防衛省でポイントを稼ごうとしても必ず、守屋氏のチェックが入る。小泉氏に不満を訴えたとしても「守屋と相談して、よろしくやってくれ」と言われるだけではないのか。そう考えたのではないだろうか。

小池氏は短い在任期間だったにもかかわらず、守屋氏との対立に加え、訪米やインドへの訪問もあり、まともに防衛政策を練る時間などあろうはずもなかった。しかし、常に記者には囲まれていた。

自らに不利な状況を察した小池氏が大臣辞任を表明したのも、日本からインドへ同行した報道陣の前だった。戸惑う記者が何度も聞き直すと、小池氏はイラつき、「私は辞めるって言ってるのよ! わかる?」と声を荒らげた。

 

都知事選を前に考えたい

『女帝』を読むと「なるほど」と思う。敵をつくり、その敵への憎悪を人々の中にも植えつけ、その憎悪のパワーを利用して自分への支持へとつなげていく手法を小池氏は繰り返した、とある。

東京都知事選の告示は6月18日。これ以上はないタイミングで超弩級のノンフィクションが出版されたと思う。

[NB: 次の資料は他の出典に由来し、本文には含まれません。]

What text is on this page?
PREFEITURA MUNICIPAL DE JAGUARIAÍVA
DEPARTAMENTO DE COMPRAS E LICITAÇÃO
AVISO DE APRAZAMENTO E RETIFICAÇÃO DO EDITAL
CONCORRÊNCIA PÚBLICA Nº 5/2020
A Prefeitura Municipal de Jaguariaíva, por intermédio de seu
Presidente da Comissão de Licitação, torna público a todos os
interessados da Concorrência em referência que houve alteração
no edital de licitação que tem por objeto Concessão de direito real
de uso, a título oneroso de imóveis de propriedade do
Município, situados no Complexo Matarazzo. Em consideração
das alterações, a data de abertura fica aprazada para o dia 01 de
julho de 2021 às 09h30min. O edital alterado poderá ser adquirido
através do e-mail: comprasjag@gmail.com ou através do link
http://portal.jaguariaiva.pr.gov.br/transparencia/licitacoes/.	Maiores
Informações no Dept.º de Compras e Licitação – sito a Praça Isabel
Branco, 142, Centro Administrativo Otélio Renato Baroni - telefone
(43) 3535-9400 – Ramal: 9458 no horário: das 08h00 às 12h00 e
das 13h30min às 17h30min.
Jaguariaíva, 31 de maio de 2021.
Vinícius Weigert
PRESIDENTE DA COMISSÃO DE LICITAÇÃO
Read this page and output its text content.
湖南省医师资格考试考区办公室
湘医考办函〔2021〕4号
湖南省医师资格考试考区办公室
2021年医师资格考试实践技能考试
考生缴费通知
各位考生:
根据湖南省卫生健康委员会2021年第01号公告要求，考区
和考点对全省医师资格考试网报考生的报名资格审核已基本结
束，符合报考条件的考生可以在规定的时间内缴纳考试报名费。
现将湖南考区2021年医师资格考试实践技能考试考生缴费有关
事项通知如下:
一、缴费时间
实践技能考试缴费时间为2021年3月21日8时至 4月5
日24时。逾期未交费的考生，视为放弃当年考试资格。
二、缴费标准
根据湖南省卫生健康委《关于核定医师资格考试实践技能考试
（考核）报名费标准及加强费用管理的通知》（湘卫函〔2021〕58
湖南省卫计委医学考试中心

『女帝』は、「カイロ大卒」との小池氏の学歴について、カイロで2年間同居していた女性の新証言を含めて、多角的な視点から疑問を投げかけている。9日のテレビ朝日の報道によると、カイロ大当局は「小池氏が1976年に卒業したことを証明する」との声明を発表したという。

同様の声明は『女帝』にも出てくるが、学者らから「あまりにお粗末」(同)と指摘される、アラビア語はどうしたわけだろうか。一時は「カイロ大を首席で卒業」と主張した小池氏が「英語に置き換えれば『中一レベル』」(同)で話すはずなどないのだが。

小池氏は、私たちの信頼に足る政治家なのだろうか。学歴に関しては会見を開いて証拠を提示し、後顧の憂いをなくして、都知事選に臨むべきだろう。真実は情報の開示によってのみ、明らかにされる。